Treatment and Prognosis



Surgery offers the only chance for cure of gastric cancer, but it is a rare chance (Fig. 41-1). After the diagnosis is established, staging must be car­ried out to determine insofar as possible if there is distant spread or local spread (beyond the wall of the stomach but confined to adjacent nodes) or whether the tumor seems to be confined to the stomach. This staging is usually carried out by biopsy of suspected nodes, liver function tests, and scans, ultrasonography, and increasingly CT of the abdomen. Occasionally laparoscopy and bi­opsy are indicated. If distal spread is found, sur­gery should be confined to palliative procedures,usually for obstruction. If the tumor is localized, subtotal gastrectomy is usually carried out for tu­mors of the distal or middle third and total gas­trectomy for the proximal third. In either case ex­tensive resection of regional lymphatics is indicated. The results of surgical treatment are summarized in Figure 41—1.

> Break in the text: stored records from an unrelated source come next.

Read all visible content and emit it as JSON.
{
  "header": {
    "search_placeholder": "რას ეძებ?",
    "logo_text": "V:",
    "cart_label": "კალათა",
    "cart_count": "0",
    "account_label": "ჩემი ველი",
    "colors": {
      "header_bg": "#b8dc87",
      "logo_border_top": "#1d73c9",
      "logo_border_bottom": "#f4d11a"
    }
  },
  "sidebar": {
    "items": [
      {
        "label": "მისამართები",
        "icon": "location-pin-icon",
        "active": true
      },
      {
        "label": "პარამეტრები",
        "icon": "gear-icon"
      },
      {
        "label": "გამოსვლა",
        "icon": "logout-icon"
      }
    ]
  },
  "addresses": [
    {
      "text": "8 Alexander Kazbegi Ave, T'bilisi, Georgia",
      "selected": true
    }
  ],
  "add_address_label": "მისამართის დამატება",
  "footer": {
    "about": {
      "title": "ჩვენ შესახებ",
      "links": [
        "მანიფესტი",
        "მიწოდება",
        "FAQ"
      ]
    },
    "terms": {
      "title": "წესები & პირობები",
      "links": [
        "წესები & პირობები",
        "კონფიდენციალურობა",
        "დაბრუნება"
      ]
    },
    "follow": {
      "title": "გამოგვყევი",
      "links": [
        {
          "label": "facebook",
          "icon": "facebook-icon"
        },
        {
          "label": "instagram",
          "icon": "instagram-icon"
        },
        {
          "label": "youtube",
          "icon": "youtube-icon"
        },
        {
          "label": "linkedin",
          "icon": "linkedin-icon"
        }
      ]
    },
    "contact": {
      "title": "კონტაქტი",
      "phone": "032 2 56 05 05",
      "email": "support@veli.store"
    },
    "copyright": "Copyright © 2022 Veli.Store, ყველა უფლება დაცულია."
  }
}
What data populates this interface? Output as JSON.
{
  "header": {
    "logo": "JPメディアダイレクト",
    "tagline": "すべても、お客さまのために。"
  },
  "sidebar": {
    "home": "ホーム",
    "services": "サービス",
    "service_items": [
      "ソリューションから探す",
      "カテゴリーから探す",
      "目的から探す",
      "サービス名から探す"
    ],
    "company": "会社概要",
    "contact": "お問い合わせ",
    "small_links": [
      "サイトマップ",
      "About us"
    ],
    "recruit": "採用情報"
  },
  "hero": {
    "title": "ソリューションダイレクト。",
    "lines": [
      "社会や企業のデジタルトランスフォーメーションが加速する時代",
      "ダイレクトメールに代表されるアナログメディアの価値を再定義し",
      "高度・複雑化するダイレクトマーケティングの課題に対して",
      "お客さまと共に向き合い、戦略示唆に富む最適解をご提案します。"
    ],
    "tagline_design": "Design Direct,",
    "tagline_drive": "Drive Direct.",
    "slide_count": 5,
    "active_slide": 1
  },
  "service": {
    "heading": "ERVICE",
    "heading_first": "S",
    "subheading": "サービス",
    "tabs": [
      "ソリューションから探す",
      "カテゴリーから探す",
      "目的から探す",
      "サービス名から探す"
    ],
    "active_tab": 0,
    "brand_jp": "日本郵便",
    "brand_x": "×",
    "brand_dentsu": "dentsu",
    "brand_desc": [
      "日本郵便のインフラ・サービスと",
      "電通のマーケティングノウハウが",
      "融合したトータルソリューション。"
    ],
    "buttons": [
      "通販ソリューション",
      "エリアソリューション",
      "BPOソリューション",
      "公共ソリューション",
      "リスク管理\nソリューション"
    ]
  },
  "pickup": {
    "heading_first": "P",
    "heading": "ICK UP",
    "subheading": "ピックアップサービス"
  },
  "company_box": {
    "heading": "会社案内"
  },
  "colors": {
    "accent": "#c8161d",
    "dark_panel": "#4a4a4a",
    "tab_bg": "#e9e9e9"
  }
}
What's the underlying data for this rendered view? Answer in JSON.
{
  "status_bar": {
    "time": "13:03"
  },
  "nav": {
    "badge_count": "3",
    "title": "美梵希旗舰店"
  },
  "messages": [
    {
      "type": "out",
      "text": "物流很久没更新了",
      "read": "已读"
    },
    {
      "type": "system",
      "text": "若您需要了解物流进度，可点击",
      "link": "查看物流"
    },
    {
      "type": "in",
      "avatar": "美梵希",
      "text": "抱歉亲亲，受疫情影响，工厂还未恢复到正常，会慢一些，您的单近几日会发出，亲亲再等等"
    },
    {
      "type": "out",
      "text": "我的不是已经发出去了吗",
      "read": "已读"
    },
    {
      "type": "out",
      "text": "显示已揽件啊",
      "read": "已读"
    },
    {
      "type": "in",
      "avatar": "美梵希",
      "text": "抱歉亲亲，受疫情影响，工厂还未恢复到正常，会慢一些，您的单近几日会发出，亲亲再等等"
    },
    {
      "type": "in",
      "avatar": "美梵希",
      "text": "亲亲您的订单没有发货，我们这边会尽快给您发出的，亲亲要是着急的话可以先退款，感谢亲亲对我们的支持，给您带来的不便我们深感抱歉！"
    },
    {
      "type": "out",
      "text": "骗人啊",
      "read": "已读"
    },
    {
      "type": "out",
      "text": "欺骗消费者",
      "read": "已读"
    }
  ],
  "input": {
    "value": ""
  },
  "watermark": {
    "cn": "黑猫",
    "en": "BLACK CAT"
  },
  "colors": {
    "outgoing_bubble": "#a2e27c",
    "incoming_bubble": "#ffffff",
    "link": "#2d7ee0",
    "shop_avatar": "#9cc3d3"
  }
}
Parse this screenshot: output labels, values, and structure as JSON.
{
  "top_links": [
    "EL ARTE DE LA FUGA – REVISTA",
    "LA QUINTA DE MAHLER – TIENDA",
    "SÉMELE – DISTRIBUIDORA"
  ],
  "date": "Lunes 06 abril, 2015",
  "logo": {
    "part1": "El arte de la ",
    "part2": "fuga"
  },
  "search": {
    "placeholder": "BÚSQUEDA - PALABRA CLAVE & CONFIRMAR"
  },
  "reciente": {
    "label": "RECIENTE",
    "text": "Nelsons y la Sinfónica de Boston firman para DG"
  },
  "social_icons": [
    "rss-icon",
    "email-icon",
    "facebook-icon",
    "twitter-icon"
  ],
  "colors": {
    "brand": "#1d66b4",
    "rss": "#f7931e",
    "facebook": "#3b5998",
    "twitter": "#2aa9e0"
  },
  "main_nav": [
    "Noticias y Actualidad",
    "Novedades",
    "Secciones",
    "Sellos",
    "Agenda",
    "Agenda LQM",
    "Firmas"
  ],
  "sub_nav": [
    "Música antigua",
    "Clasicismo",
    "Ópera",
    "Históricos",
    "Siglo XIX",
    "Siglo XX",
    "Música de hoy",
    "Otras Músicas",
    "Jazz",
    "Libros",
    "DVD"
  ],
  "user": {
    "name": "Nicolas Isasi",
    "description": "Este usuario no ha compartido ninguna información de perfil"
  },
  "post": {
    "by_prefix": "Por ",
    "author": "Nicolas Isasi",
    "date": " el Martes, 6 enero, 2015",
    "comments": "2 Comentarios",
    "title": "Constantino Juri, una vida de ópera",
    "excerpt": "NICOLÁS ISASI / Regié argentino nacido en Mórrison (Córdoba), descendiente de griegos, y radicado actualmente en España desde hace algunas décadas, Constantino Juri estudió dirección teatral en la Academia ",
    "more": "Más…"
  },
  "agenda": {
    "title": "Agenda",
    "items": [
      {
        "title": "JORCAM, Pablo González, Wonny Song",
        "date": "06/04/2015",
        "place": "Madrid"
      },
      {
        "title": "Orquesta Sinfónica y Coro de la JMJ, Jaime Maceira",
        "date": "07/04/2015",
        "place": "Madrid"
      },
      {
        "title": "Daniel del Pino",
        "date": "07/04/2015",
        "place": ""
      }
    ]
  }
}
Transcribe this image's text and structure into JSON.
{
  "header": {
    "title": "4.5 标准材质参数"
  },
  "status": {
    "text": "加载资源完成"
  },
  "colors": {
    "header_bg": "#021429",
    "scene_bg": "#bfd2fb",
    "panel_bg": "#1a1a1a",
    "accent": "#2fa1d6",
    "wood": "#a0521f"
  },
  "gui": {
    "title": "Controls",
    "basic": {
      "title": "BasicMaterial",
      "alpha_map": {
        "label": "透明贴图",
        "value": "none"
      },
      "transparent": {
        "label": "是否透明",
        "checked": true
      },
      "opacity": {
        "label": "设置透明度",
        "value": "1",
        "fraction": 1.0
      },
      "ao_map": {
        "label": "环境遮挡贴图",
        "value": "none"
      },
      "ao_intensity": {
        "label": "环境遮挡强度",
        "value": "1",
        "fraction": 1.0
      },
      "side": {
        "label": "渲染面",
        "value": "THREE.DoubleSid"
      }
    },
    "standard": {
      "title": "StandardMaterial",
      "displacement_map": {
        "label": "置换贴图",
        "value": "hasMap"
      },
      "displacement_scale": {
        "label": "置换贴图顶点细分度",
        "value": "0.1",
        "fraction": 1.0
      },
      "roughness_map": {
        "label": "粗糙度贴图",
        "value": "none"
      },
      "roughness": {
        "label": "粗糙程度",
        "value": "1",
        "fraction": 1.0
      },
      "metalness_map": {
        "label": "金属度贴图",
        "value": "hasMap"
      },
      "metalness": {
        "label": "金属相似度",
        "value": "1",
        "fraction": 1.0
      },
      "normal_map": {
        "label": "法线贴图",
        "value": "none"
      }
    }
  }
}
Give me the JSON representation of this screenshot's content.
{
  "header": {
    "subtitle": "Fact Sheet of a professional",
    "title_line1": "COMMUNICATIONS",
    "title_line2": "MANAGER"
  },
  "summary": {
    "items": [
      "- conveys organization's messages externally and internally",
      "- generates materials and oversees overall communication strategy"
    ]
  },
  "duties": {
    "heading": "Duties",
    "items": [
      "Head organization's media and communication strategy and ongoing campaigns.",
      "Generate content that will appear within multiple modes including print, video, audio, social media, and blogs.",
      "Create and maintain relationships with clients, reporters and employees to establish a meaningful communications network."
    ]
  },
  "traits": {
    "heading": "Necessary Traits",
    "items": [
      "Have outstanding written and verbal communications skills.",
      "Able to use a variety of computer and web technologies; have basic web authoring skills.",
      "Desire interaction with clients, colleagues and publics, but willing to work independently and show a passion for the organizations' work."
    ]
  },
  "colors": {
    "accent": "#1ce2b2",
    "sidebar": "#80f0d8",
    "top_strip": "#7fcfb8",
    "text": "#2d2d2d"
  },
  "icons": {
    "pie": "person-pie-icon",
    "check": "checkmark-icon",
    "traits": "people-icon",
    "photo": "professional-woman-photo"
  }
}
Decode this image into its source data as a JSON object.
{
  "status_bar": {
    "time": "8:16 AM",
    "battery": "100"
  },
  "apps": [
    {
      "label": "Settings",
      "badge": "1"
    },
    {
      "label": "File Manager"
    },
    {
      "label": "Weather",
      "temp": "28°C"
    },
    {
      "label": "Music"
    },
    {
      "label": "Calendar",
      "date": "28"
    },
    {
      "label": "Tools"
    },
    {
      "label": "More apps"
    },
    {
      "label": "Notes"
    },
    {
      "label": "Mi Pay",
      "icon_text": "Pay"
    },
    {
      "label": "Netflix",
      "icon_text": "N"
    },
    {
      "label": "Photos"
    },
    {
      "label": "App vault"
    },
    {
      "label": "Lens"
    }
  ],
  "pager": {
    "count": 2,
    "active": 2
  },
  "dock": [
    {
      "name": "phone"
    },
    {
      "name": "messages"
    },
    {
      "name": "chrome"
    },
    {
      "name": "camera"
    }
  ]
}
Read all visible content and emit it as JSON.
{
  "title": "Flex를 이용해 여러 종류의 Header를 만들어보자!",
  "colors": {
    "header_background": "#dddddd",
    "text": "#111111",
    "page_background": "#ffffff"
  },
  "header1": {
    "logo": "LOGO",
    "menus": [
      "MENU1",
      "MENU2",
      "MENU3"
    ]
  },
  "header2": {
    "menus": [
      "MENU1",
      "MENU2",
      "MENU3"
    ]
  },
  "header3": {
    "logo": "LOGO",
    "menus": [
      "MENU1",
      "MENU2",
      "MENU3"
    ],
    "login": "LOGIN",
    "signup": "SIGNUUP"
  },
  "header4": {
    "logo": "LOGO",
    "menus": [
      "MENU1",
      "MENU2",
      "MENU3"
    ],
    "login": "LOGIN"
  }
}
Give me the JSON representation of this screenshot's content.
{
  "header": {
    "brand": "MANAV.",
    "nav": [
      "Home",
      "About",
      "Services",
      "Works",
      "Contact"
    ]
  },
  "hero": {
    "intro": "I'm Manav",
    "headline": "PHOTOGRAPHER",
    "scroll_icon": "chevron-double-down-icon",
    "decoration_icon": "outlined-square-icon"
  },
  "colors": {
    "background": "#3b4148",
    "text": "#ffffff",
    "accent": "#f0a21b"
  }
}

Irradiation of gastric carcinoma is generally un­satisfactory and has been palliative at best. A number of chemotherapeutic programs have been tried with very modest effects, if any, on survival. A current program that combines 5-fluorouracil, mitomycin-C, and doxorubicin shows some promise for both palliation and increase in sur­vival.

No method of preventing gastric carcinoma is known. Careful surveillance of patients at in­creased risk, especially with pernicious anemia, known atrophic gastritis, and following subtotal gastrectomy, may be indicated.